The US would impose a one-time 20% tax on an estimated $2trn of cash held overseas by American multinationals under a proposal from Democrats on the Senate finance committee that would reshape international tax policy. The proposal by Max Baucus, the veteran Montana lawmaker who chairs the panel, was unveiled on Tuesday as a way to stoke momentum for a sweeping rewrite of the US tax code, which is facing uncertain political prospects, the Financial Times writes.

The Chairman of the US Federal Reserve Bank last night pledged that it would maintain its $85bn-a-month asset purchase scheme. Ben Bernanke, in one of his final speeches before handing over to Chairman-elect Janet Yellen, said that the Fed’s Open Market Committee “remains committed to maintaining highly accommodative policies for as long as they are needed”, The Times reports.

Investment banking giant JP Morgan Chase & Co last night signed a $13bn (£8bn) agreement with the US government to settle claims that it had overstated the quality of mortgages sold to investors in the run-up to the financial crash. The civil settlement – the largest ever reached between a government and a company – marks the end of weeks of tense negotiations between representatives of JP Morgan, the largest US bank, and government agencies under pressure to hold banks accountable for wrongdoing that led to America’s housing crisis, The Scotsman explains.

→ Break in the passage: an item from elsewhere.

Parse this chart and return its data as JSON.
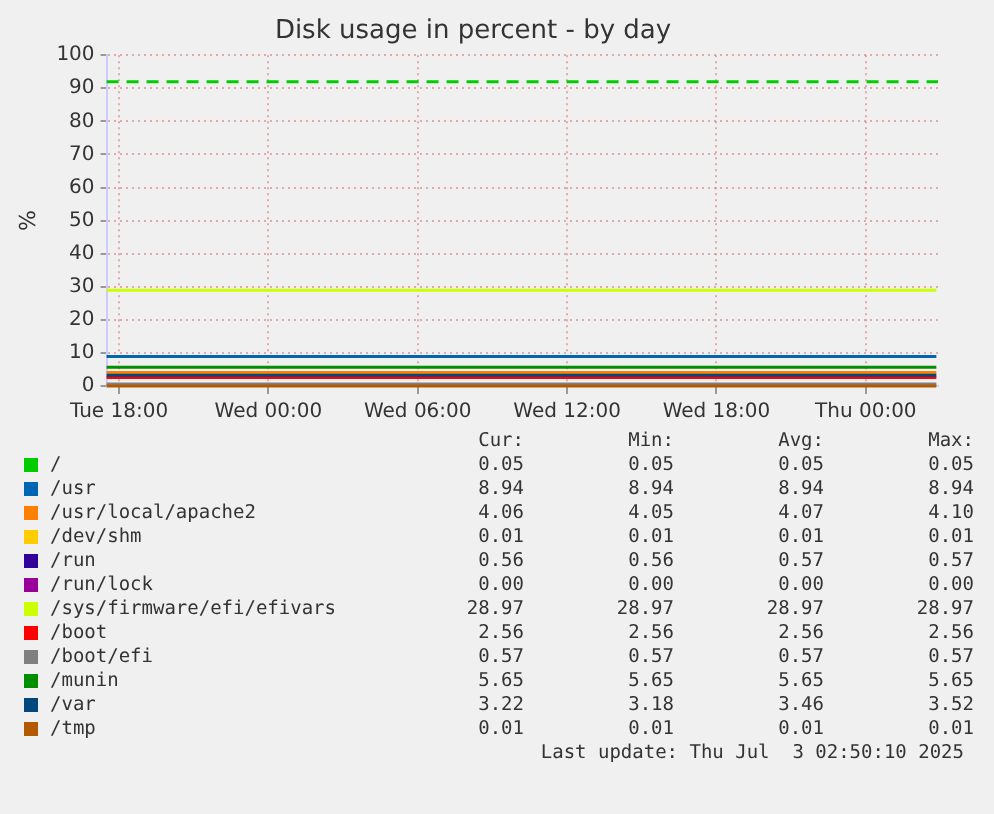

The Co-op Bank’s £1.5bn recapitalisation could be “at risk”, the troubled lender was warned as it continued to face the fall-out from damaging revelations about the private life of its disgraced former chairman. Lord Myners, the former City minister, warned the growing scandal over the sex life and alleged drug use by Paul Flowers, the Co-op Bank’s chairman until his resignation in June, risked scuppering a rescue deal for the bank and could lead the lender’s backers to rethink the terms of recent recapitalisation plan, The Daily Telegraph says.